ENGLISH VERSION: The case instituted in order to have “Bailiff Piety” documentary considered as extremist, where Alexander Soldatov was a respondent, reached the RF Supreme Court
On 9 October L.N. Shvetsova, Judge of Vladimir Regional Court, dismissed the cassation appeal against the decisions of two court instances on “extremist” nature of “Bailiff Piety” documentary referred to by Portal-Credo.Ru. As reported by Portal-Credo.Ru, the appeal was lodged by Damir Gainutdinov, representative of Alexander Soldatov, founder of the Portal, on 13 August. It specified the flagrant violations of material and procedural laws on the part of Oktyabrsky District Court of Vladimir and Vladimir Regional Court in the course of the trials on the case instituted by the Public Prosecutor’s Office of Vladimir.
“Bailiff Piety” showing the attempts of the court bailiffs of the city of Vladimir to confiscate the relics of Saints Euphymios and Euphrosynia of Suzdal from the temple of the Russian Orthodox Autonomous Church (ROAC) in the autumn of 2012 had been posted on YouTube. In January 2013 Portal-Credo.Ru published the html code of the documentary. In February of the same year the Vladimir Regional Directorate of the Federal Security Service of the Russian Federation sent the film to the experts of the RF Ministry of Justice for examination.

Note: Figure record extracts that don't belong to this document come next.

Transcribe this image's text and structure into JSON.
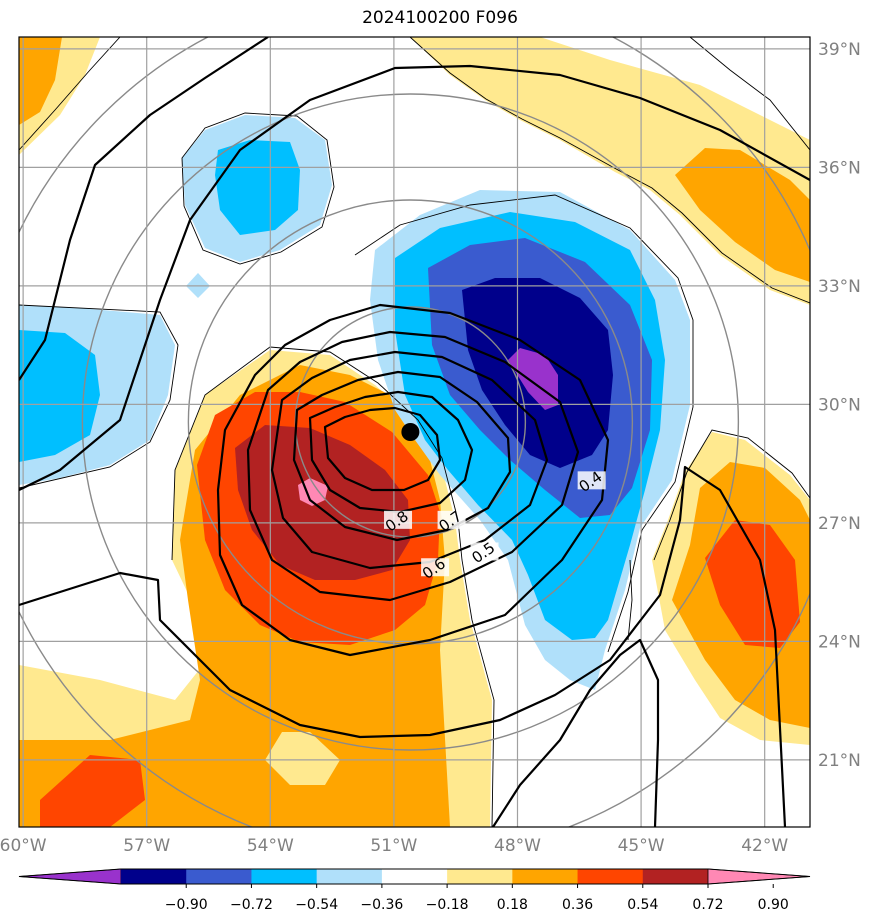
{
  "chart_data": {
    "type": "heatmap",
    "title": "2024100200 F096",
    "projection": "polar-centered map",
    "lon_ticks": [
      "60°W",
      "57°W",
      "54°W",
      "51°W",
      "48°W",
      "45°W",
      "42°W"
    ],
    "lat_ticks": [
      "39°N",
      "36°N",
      "33°N",
      "30°N",
      "27°N",
      "24°N",
      "21°N"
    ],
    "lon_range": [
      -60.1,
      -40.9
    ],
    "lat_range": [
      19.3,
      39.3
    ],
    "grid": true,
    "colorbar": {
      "placement": "bottom",
      "levels": [
        -0.9,
        -0.72,
        -0.54,
        -0.36,
        -0.18,
        0.18,
        0.36,
        0.54,
        0.72,
        0.9
      ],
      "tick_labels": [
        "−0.90",
        "−0.72",
        "−0.54",
        "−0.36",
        "−0.18",
        "0.18",
        "0.36",
        "0.54",
        "0.72",
        "0.90"
      ],
      "colors": [
        "#9932cc",
        "#00008b",
        "#3a5bcf",
        "#00bfff",
        "#b0e0fa",
        "#ffffff",
        "#ffe98f",
        "#ffa500",
        "#ff4500",
        "#b22222",
        "#ff88b4"
      ],
      "extend": "both"
    },
    "contour_labels": [
      {
        "text": "0.8",
        "lon": -50.9,
        "lat": 27.0
      },
      {
        "text": "0.7",
        "lon": -49.6,
        "lat": 27.0
      },
      {
        "text": "0.6",
        "lon": -50.0,
        "lat": 25.8
      },
      {
        "text": "0.5",
        "lon": -48.8,
        "lat": 26.2
      },
      {
        "text": "0.4",
        "lon": -46.2,
        "lat": 28.0
      }
    ],
    "storm_center": {
      "lon": -50.6,
      "lat": 29.3
    }
  }
}
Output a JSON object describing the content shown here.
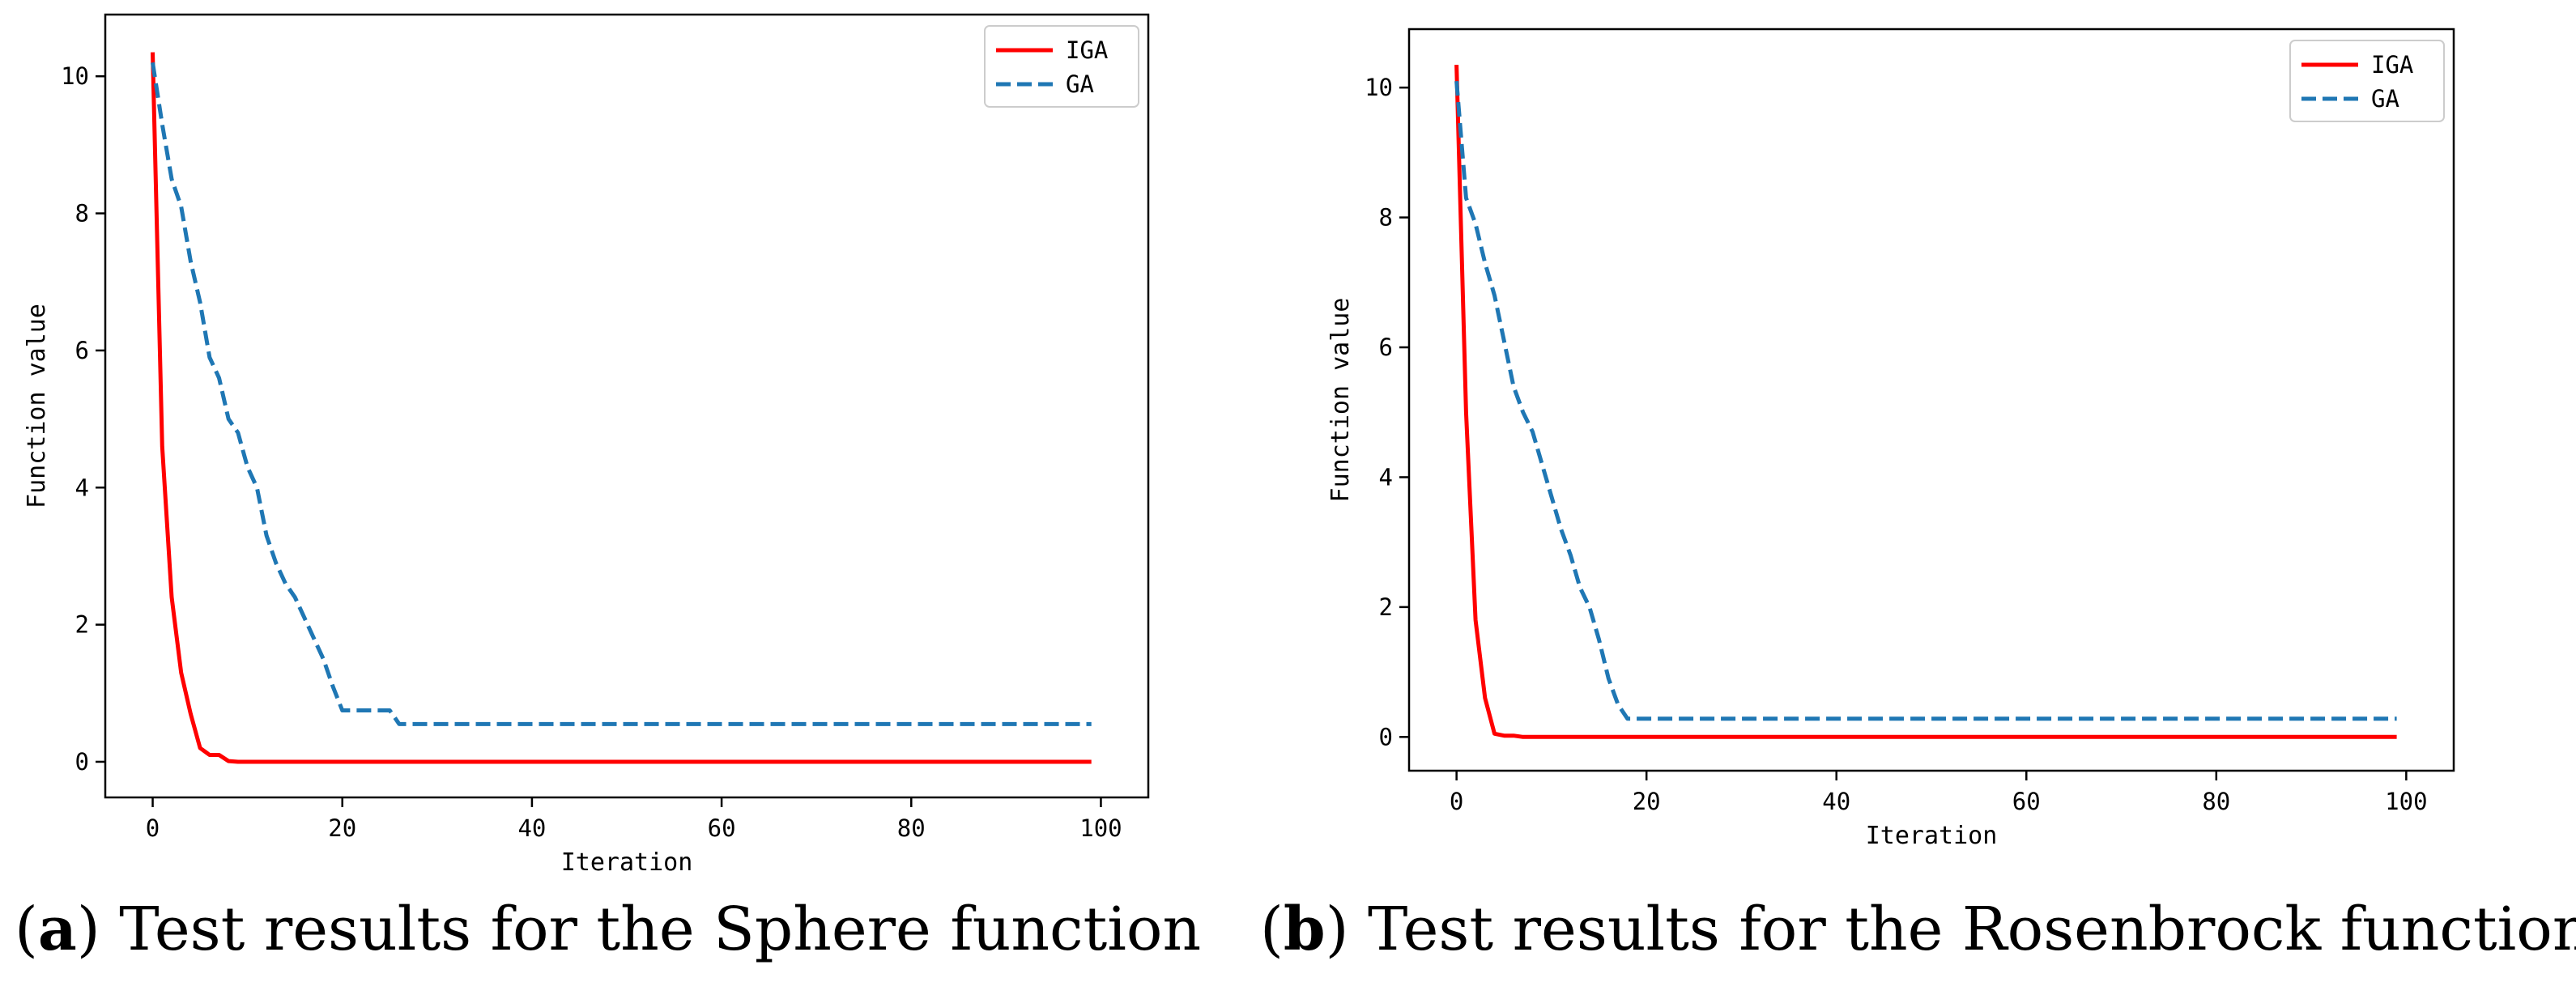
{
  "chart_data": [
    {
      "type": "line",
      "panel_label": "a",
      "caption": "Test results for the Sphere function",
      "title": "",
      "xlabel": "Iteration",
      "ylabel": "Function value",
      "xlim": [
        -5,
        105
      ],
      "ylim": [
        -0.52,
        10.9
      ],
      "xticks": [
        0,
        20,
        40,
        60,
        80,
        100
      ],
      "yticks": [
        0,
        2,
        4,
        6,
        8,
        10
      ],
      "legend_position": "top-right",
      "series": [
        {
          "name": "IGA",
          "color": "#ff0000",
          "style": "solid",
          "x": [
            0,
            1,
            2,
            3,
            4,
            5,
            6,
            7,
            8,
            9,
            99
          ],
          "values": [
            10.35,
            4.6,
            2.4,
            1.3,
            0.7,
            0.2,
            0.1,
            0.1,
            0.01,
            0.0,
            0.0
          ]
        },
        {
          "name": "GA",
          "color": "#1f77b4",
          "style": "dashed",
          "x": [
            0,
            1,
            2,
            3,
            4,
            5,
            6,
            7,
            8,
            9,
            10,
            11,
            12,
            13,
            14,
            15,
            16,
            17,
            18,
            19,
            20,
            21,
            22,
            25,
            26,
            99
          ],
          "values": [
            10.2,
            9.3,
            8.5,
            8.1,
            7.3,
            6.7,
            5.9,
            5.6,
            5.0,
            4.8,
            4.3,
            4.0,
            3.3,
            2.9,
            2.6,
            2.4,
            2.1,
            1.8,
            1.5,
            1.1,
            0.75,
            0.75,
            0.75,
            0.75,
            0.55,
            0.55
          ]
        }
      ]
    },
    {
      "type": "line",
      "panel_label": "b",
      "caption": "Test results for the Rosenbrock function",
      "title": "",
      "xlabel": "Iteration",
      "ylabel": "Function value",
      "xlim": [
        -5,
        105
      ],
      "ylim": [
        -0.52,
        10.9
      ],
      "xticks": [
        0,
        20,
        40,
        60,
        80,
        100
      ],
      "yticks": [
        0,
        2,
        4,
        6,
        8,
        10
      ],
      "legend_position": "top-right",
      "series": [
        {
          "name": "IGA",
          "color": "#ff0000",
          "style": "solid",
          "x": [
            0,
            1,
            2,
            3,
            4,
            5,
            6,
            7,
            8,
            99
          ],
          "values": [
            10.35,
            5.0,
            1.8,
            0.6,
            0.05,
            0.02,
            0.02,
            0.0,
            0.0,
            0.0
          ]
        },
        {
          "name": "GA",
          "color": "#1f77b4",
          "style": "dashed",
          "x": [
            0,
            1,
            2,
            3,
            4,
            5,
            6,
            7,
            8,
            9,
            10,
            11,
            12,
            13,
            14,
            15,
            16,
            17,
            18,
            99
          ],
          "values": [
            10.1,
            8.3,
            7.9,
            7.3,
            6.8,
            6.1,
            5.4,
            5.0,
            4.7,
            4.2,
            3.7,
            3.2,
            2.8,
            2.3,
            2.0,
            1.5,
            0.9,
            0.5,
            0.28,
            0.28
          ]
        }
      ]
    }
  ]
}
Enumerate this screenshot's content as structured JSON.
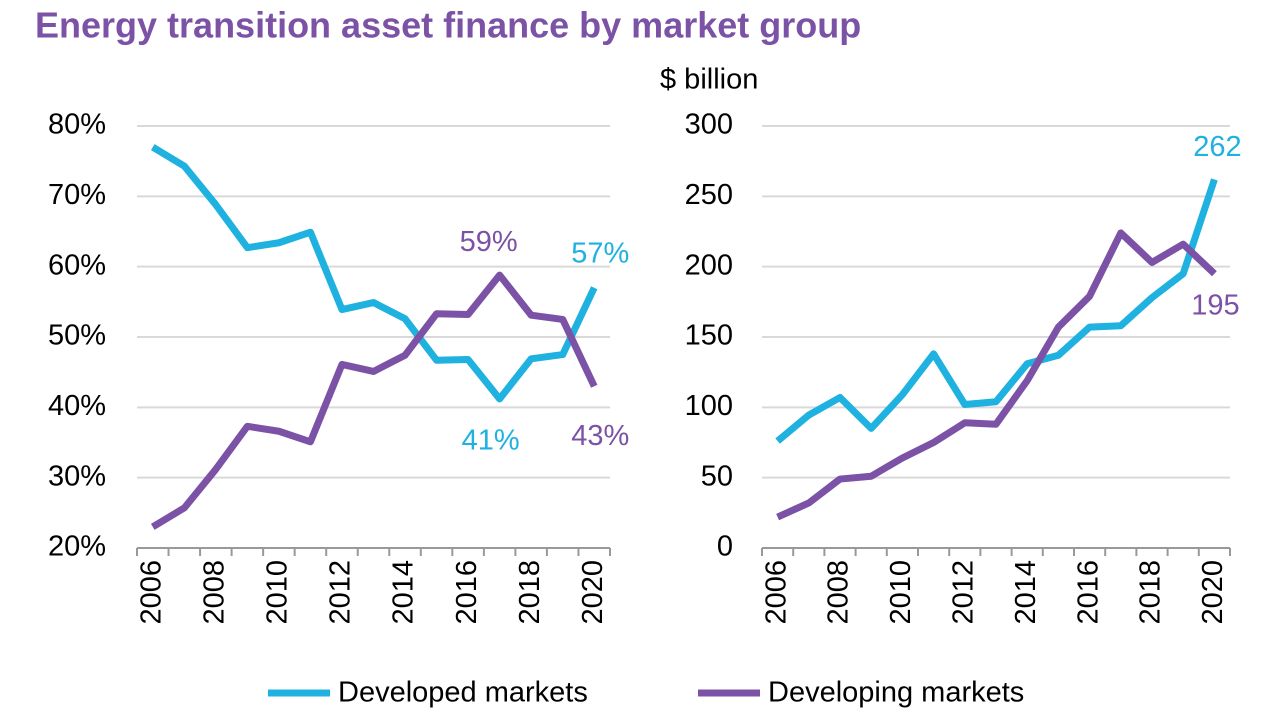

Additional expert examinations followed in the autumn of 2014. Then the film and the expert reports were filed with the Public Prosecutor’s Office of Vladimir along with the claim for the acknowledgment of the documentary as “extremist”. The first instance court satisfied the claim on 21 November 2014. On 17 February 2015 the appeals against this court decision lodged by Alexander Soldatov, the respondent in the case, and Mikhail Baranov, director of the film were dismissed by the appeals instance, i.e. the Vladimir Regional Court which also supplemented the decision of the first instance court by the demand to have the film confiscated at the place of its discovery. In April 2015 “Bailiff Piety” was entered in the RF List of Extremist Materials by the Ministry of Justice of the Russian Federation and access to the entire Portal-Credo.Ru was blocked by MegaFon communication services provider. This was done in spite of the fact that the documentary had never been published by Portal-Credo and the reference to the relevant html code had been deleted at the time of the court hearings. Along with these measures the Federal Supervision Agency for Information Technologies and Communications carried out the unscheduled government inspection of our mass medium.
The experts examinations on which the court relied in its decision had been the inadequate pieces of evidence under the RF law. Such was the key argument set out in the respondent’s cassation appeal. The law does not allow any party to a trial to carry out expert examinations. However, the RF Ministry of Justice was admitted by the court as a party concerned in the case. Moreover, the experts were not warned of the criminal liability for false evidence, and the report on the only expert examination (out of seven) which discovered the elements of “extremism” in the film did not have any specification of its time and place, nor any details of its initiator, the questions that had been posed to the expert and the methods used by him in the course of the examination. The court failed to give any comment on the reports on the examinations submitted by the respondent, although, under the law, they were to prevail over the similar reports of the claimant since the respondent’s examinations had been carried out by the experts with higher levels of skills, and some of them had been carried out by two or more experts.
According to the opinion of the applicant, the court misapplied the RF Federal Law on Anti-Extremist Activities and ignored the Decree of the Plenary Meeting of the RF Supreme Court dated 28 June 2011 on the Judicial Practice in the Cases of Crimes of Extremist Nature. Calls for extremism are regarded by the RF Supreme Court as calls to other persons expressly worded with a view to inspire them to start extremist activities. None of the reports of the expert examinations identified such calls in “Bailiff Piety”.
The cassation appeal also specified the violations of the provisions of the European Convention on Human Rights ratified by Russia and the legal principles of the European Court of Human Rights (ECHR) on the part of both court instances.
On 23 October the representative of Alexander Soldatov lodged his appeal in exercise of supervisory power with the RF Supreme Court. Under the law, the Supreme Court has two to three months for the review of this appeal (depending on the time of the evocation of the case by the Supreme Court).